Die Szene IV/7 zeigt dabei exemplarisch, worin Fick nicht allein die Größe von Lessings Anthropologie, sondern auch die Grenzen seiner Religionsphilosophie erkennt: Das titelgebende „Drama", das die „anthropozentrische Wende" impliziert, besteht, Fick zufolge, nämlich darin, dass Lessing sich den „theozentrischen Denkformen" methodisch „verschließt" (S. 23, vgl. S. 243), indem er die „transzendente Dimension", insbesondere die „Erfahrung des Numinosen", gezielt ausklammert und somit von vornherein „nur den Gott der Philosophen, nicht den der Propheten gelten lässt" (S. 242, vgl. S. 233f.). Lessings bewusste – oder halbbewusste (vgl. S. 16, 83, 194 f., 208)? – Selbstbeschränkung auf eine bloß menschliche Immanenz gründet demnach auf seiner axiomatisch postulierten, das heißt rational nicht eingeholten Absage an die Möglichkeit der göttlichen Transzendenz. Das Fundament von Lessings Anthropologie und von seinem Humanismus soll also nicht vernünftige Einsicht, sondern ein absoluter Willensakt sein: Es handele sich, so Fick, nicht um „die Erkenntnis eines wahren Zusammenhangs", sondern um „das Ergebnis einer Sichtweise, die ihrerseits auf axiomatischen Setzungen beruht" (S. 206, vgl. S. 17, 22, 206, 219, 224, 233 f., 237). Wie der Offenbarungsglaube, so vollzieht sich, Fick zufolge, auch die vorgeblich vernünftige Abwendung von diesem Glauben als eine Art Sprung ins Ungewisse. „Als Theorie" ist Lessings humanistische Religionsphilosophie deshalb – so lautet Ficks hartes Urteil – „bloße Spekulation" (S. 219f.).

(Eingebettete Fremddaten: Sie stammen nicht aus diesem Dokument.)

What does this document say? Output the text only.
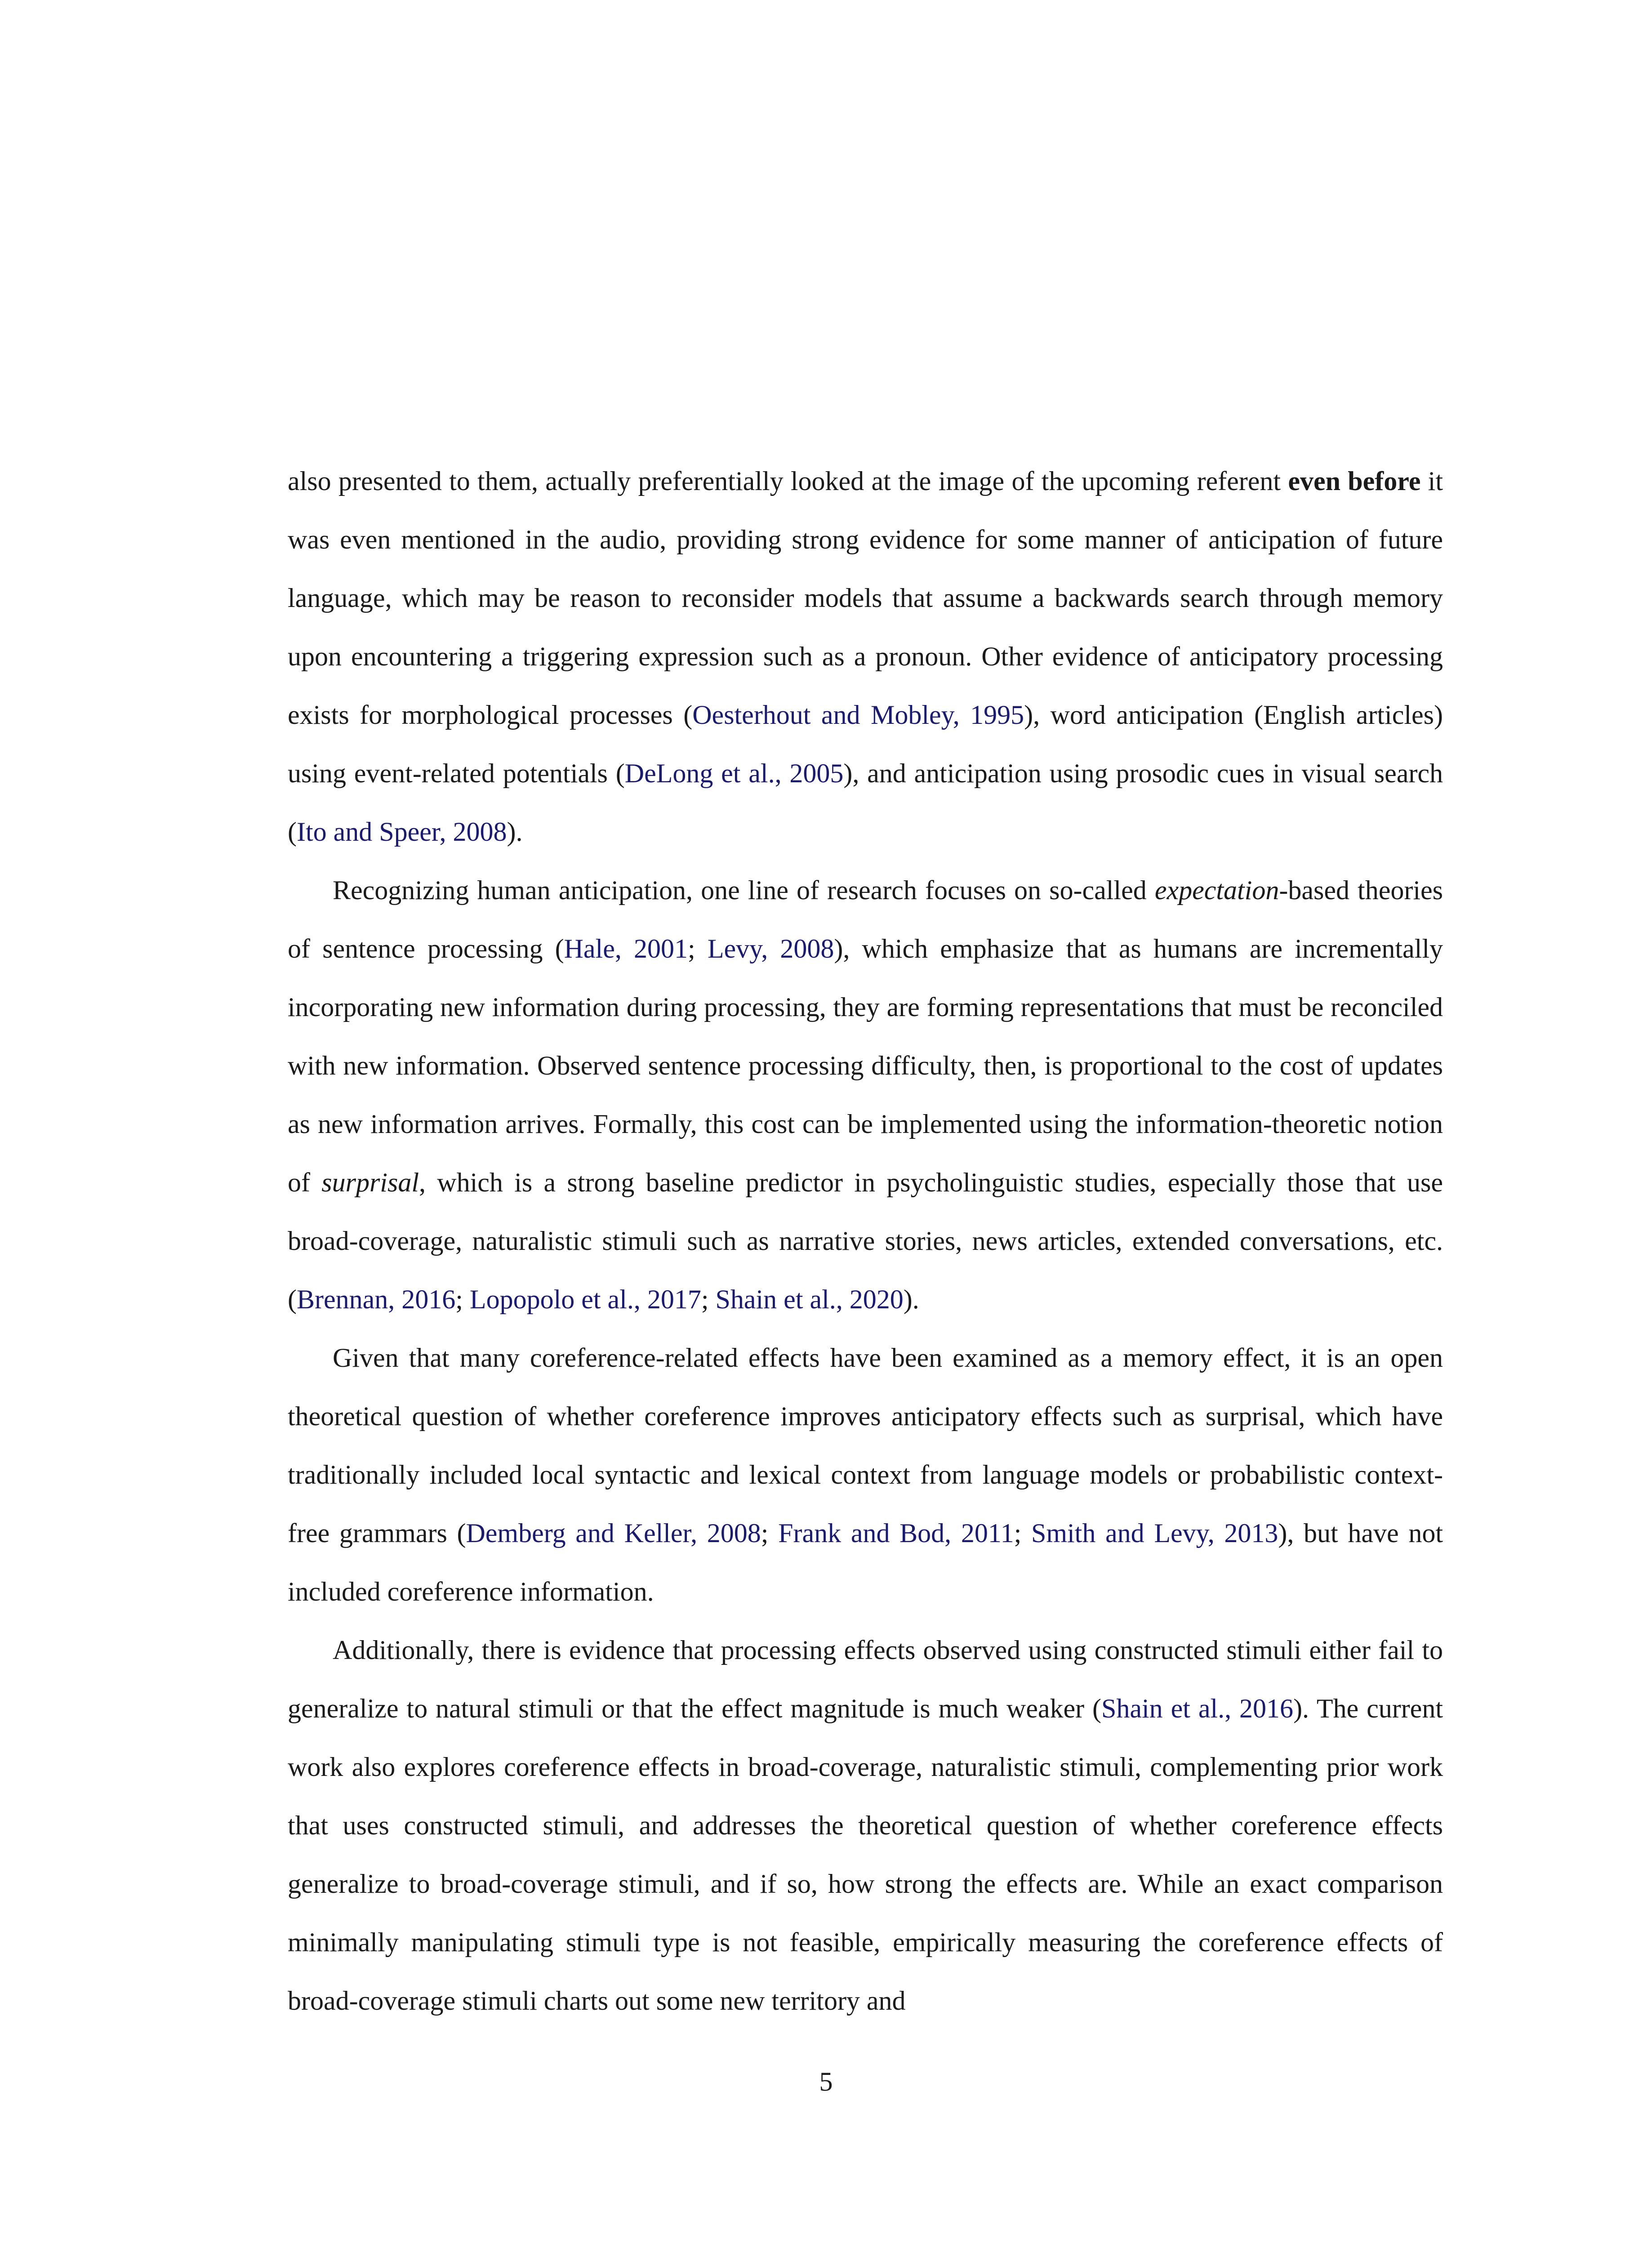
also presented to them, actually preferentially looked at the image of the upcoming referent even before it was even mentioned in the audio, providing strong evidence for some manner of anticipation of future language, which may be reason to reconsider models that assume a backwards search through memory upon encountering a triggering expression such as a pronoun. Other evidence of anticipatory processing exists for morphological processes (Oesterhout and Mobley, 1995), word anticipation (English articles) using event-related potentials (DeLong et al., 2005), and anticipation using prosodic cues in visual search (Ito and Speer, 2008).

Recognizing human anticipation, one line of research focuses on so-called expectation-based theories of sentence processing (Hale, 2001; Levy, 2008), which emphasize that as humans are incrementally incorporating new information during processing, they are forming representations that must be reconciled with new information. Observed sentence processing difficulty, then, is proportional to the cost of updates as new information arrives. Formally, this cost can be implemented using the information-theoretic notion of surprisal, which is a strong baseline predictor in psycholinguistic studies, especially those that use broad-coverage, naturalistic stimuli such as narrative stories, news articles, extended conversations, etc. (Brennan, 2016; Lopopolo et al., 2017; Shain et al., 2020).

Given that many coreference-related effects have been examined as a memory effect, it is an open theoretical question of whether coreference improves anticipatory effects such as surprisal, which have traditionally included local syntactic and lexical context from language models or probabilistic context-free grammars (Demberg and Keller, 2008; Frank and Bod, 2011; Smith and Levy, 2013), but have not included coreference information.

Additionally, there is evidence that processing effects observed using constructed stimuli either fail to generalize to natural stimuli or that the effect magnitude is much weaker (Shain et al., 2016). The current work also explores coreference effects in broad-coverage, naturalistic stimuli, complementing prior work that uses constructed stimuli, and addresses the theoretical question of whether coreference effects generalize to broad-coverage stimuli, and if so, how strong the effects are. While an exact comparison minimally manipulating stimuli type is not feasible, empirically measuring the coreference effects of broad-coverage stimuli charts out some new territory and

5
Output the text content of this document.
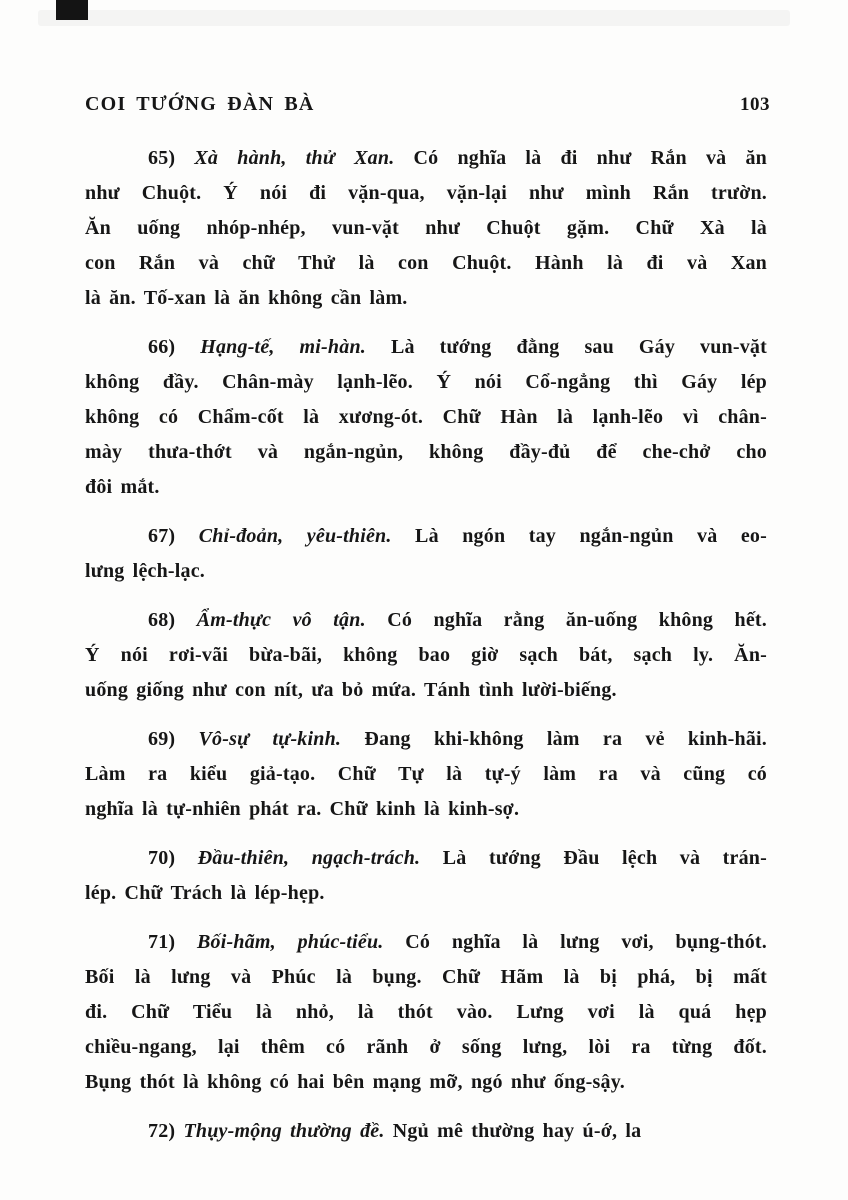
COI TƯỚNG ĐÀN BÀ	103
65) Xà hành, thử Xan. Có nghĩa là đi như Rắn và ăn
như Chuột. Ý nói đi vặn-qua, vặn-lại như mình Rắn trườn.
Ăn uống nhóp-nhép, vun-vặt như Chuột gặm. Chữ Xà là
con Rắn và chữ Thử là con Chuột. Hành là đi và Xan
là ăn. Tố-xan là ăn không cần làm.
66) Hạng-tế, mi-hàn. Là tướng đằng sau Gáy vun-vặt
không đầy. Chân-mày lạnh-lẽo. Ý nói Cổ-ngẳng thì Gáy lép
không có Chẩm-cốt là xương-ót. Chữ Hàn là lạnh-lẽo vì chân-
mày thưa-thớt và ngắn-ngủn, không đầy-đủ để che-chở cho
đôi mắt.
67) Chỉ-đoản, yêu-thiên. Là ngón tay ngắn-ngủn và eo-
lưng lệch-lạc.
68) Ẩm-thực vô tận. Có nghĩa rằng ăn-uống không hết.
Ý nói rơi-vãi bừa-bãi, không bao giờ sạch bát, sạch ly. Ăn-
uống giống như con nít, ưa bỏ mứa. Tánh tình lười-biếng.
69) Vô-sự tự-kinh. Đang khi-không làm ra vẻ kinh-hãi.
Làm ra kiểu giả-tạo. Chữ Tự là tự-ý làm ra và cũng có
nghĩa là tự-nhiên phát ra. Chữ kinh là kinh-sợ.
70) Đầu-thiên, ngạch-trách. Là tướng Đầu lệch và trán-
lép. Chữ Trách là lép-hẹp.
71) Bối-hãm, phúc-tiểu. Có nghĩa là lưng vơi, bụng-thót.
Bối là lưng và Phúc là bụng. Chữ Hãm là bị phá, bị mất
đi. Chữ Tiểu là nhỏ, là thót vào. Lưng vơi là quá hẹp
chiều-ngang, lại thêm có rãnh ở sống lưng, lòi ra từng đốt.
Bụng thót là không có hai bên mạng mỡ, ngó như ống-sậy.
72) Thụy-mộng thường đề. Ngủ mê thường hay ú-ớ, la
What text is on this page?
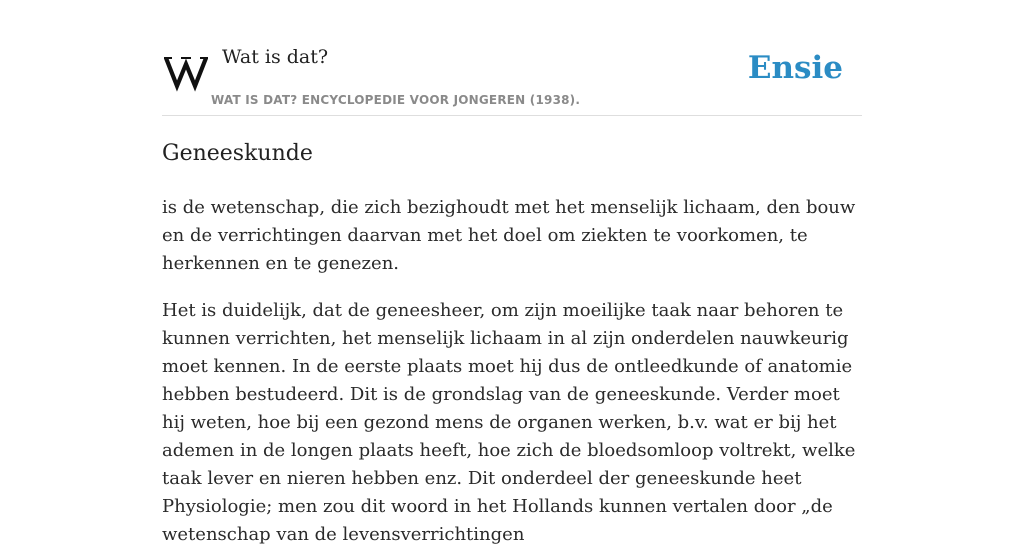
Wat is dat?
WAT IS DAT? ENCYCLOPEDIE VOOR JONGEREN (1938).
Ensie
Geneeskunde

is de wetenschap, die zich bezighoudt met het menselijk lichaam, den bouw en de verrichtingen daarvan met het doel om ziekten te voorkomen, te herkennen en te genezen.

Het is duidelijk, dat de geneesheer, om zijn moeilijke taak naar behoren te kunnen verrichten, het menselijk lichaam in al zijn onderdelen nauwkeurig moet kennen. In de eerste plaats moet hij dus de ontleedkunde of anatomie hebben bestudeerd. Dit is de grondslag van de geneeskunde. Verder moet hij weten, hoe bij een gezond mens de organen werken, b.v. wat er bij het ademen in de longen plaats heeft, hoe zich de bloedsomloop voltrekt, welke taak lever en nieren hebben enz. Dit onderdeel der geneeskunde heet Physiologie; men zou dit woord in het Hollands kunnen vertalen door „de wetenschap van de levensverrichtingen
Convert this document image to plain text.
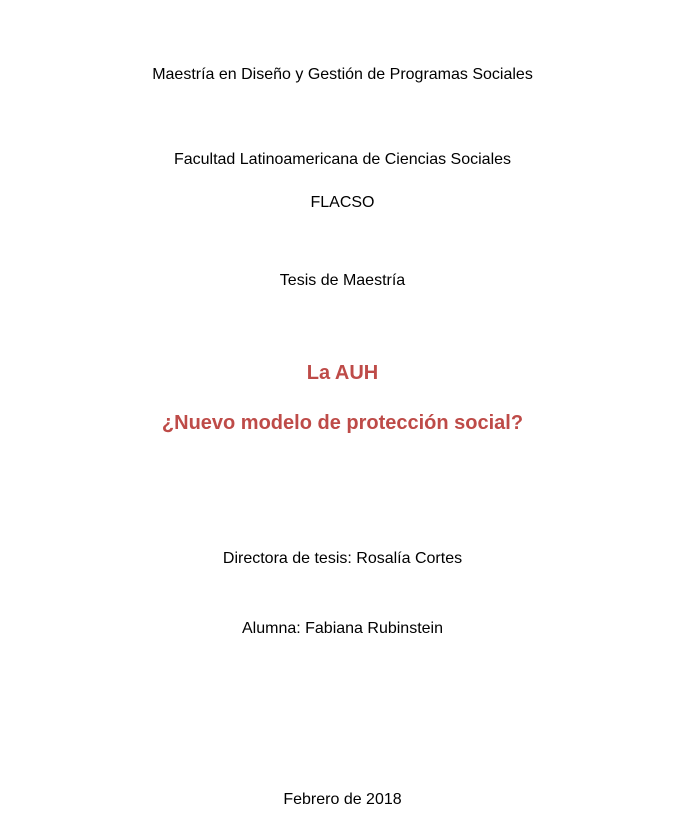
Maestría en Diseño y Gestión de Programas Sociales
Facultad Latinoamericana de Ciencias Sociales
FLACSO
Tesis de Maestría
La AUH
¿Nuevo modelo de protección social?
Directora de tesis: Rosalía Cortes
Alumna: Fabiana Rubinstein
Febrero de 2018
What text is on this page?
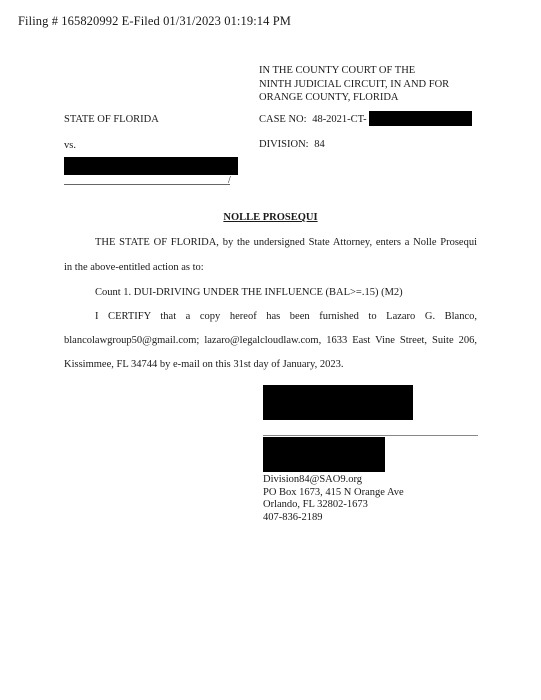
Filing # 165820992 E-Filed 01/31/2023 01:19:14 PM
IN THE COUNTY COURT OF THE
NINTH JUDICIAL CIRCUIT, IN AND FOR
ORANGE COUNTY, FLORIDA
STATE OF FLORIDA	CASE NO: 48-2021-CT-
vs.	DIVISION: 84
/
NOLLE PROSEQUI
THE STATE OF FLORIDA, by the undersigned State Attorney, enters a Nolle Prosequi
in the above-entitled action as to:
Count 1. DUI-DRIVING UNDER THE INFLUENCE (BAL>=.15) (M2)
I CERTIFY that a copy hereof has been furnished to Lazaro G. Blanco,
blancolawgroup50@gmail.com; lazaro@legalcloudlaw.com, 1633 East Vine Street, Suite 206,
Kissimmee, FL 34744 by e-mail on this 31st day of January, 2023.
Division84@SAO9.org
PO Box 1673, 415 N Orange Ave
Orlando, FL 32802-1673
407-836-2189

An dem Beispiel von Ficks Interpretation der Nathan-Szene IV/7 zeigt sich indessen eine hermeneutische Schwachstelle in der systematisch starken Argumentationskette ihrer eindrucksvollen Lessingdeutung. Denn Fick kann die Behauptung, dass Lessing „sämtliche theozentrischen Motive anthropozentrisch umdeutet, umdreht und weiterentwickelt" (S. 232) und mithin „die Begegnung mit dem Göttlichen, die Erfahrung von Transzendenz" durchgängig „subjektiviert" und „psychologisiert" (S. 233f., vgl. S. 242f.), bei ihrer Interpretation von IV/7 nur aufrechterhalten, weil sie Nathans Handlungsmotivation unter Absehung von seinem Selbstverständnis deutet. Die „theozentrischen Denkformen", die Fick in Lessings Religionsphilosophie vermisst, – die „Denkformen, in denen eine die menschlichen Möglichkeiten übersteigende Fülle des Lebens und eine entsprechende Transformation des menschlichen Willens artikulierbar sind" (S. 23) – finden nämlich in Nathans eigenem Bericht jener Tat, die er sich als „gottergebner" Mensch „abzugewinnen" vermochte, einen einzigartigen poetischen Ausdruck: Unmittelbar vor der Adoption Rechas hatte Nathan, wie er in einem an Hiobs Klagelieder erinnernden Bericht schildert, „drei Tag' und Nächt' in Asch' und Staub vor Gott gelegen, und geweint, [...] mit Gott auch wohl gerechtet, gezürnt, getobt, mich und die Welt verwünscht", bis er lernte, sein Schicksal als „Gottes Ratschluß" anzunehmen und damit als Theodizee zu bejahen („Und doch ist Gott!"), um sodann, „zu Gott" gewandt, auszurufen: „Ich will! Willst du nur, daß ich will!" (IV/7, V. 667–671, 675 und 680f.) Nathans Ausruf, den Franz Rosenzweig als Fast-Übersetzung von Augustinus' da quod iubes et iube quod vis deutet, wird von Fick an keiner Stelle erwähnt. Es muss deshalb offen bleiben, weshalb das von Nathan dieserart artikulierte Erlebnis nicht als Begegnung mit dem Göttlichen oder als Erfahrung von Transzendenz gelten soll.
Die übergreifende Leistung von Lessing und das Drama der anthropozentrischen Wende wird freilich durch solche kritischen Rückfragen kaum geschmälert: Monika Fick hat Lessings Projekt der Aufklärung prägnant als entscheidendes Moment der „anthropozentrischen Wende" beschrieben und dabei mit großer exegetischer Klarheit und bemerkenswerter systematischer Schärfe die Frage neu aufgeworfen, ob Lessings Abwendung vom Offenbarungsglauben theoretisch überhaupt gerechtfertigt sei. Dass Fick ihre eigene, abschlägige Antwort bereits in der Einleitung zur Diskussion stellt (vgl. S. 23), ist ein Zeugnis der außergewöhnlichen Neugierde, die sie als Lessing-Interpretin seit Jahrzehnten auszeichnet. Indem Fick die künftige Forschung ausdrücklich dazu auffordert, den „Denkraum" nochmals zu vermessen, den Lessing eröffnete, als er in dem (von ihr nicht untersuchten) Fragmentenstreit den Versuch unternahm, „die voraufklärerische Orthodoxie als Gesprächspartnerin der autonom gewordenen Philosophie wiederherzustellen" (S. 23), verweist sie auf den Ort, an dem sich zeigen muss, ob Lessing die Herausforderung des Christentums blindlings beiseitegeschoben hat oder ob er diese Herausforderung anzunehmen wusste.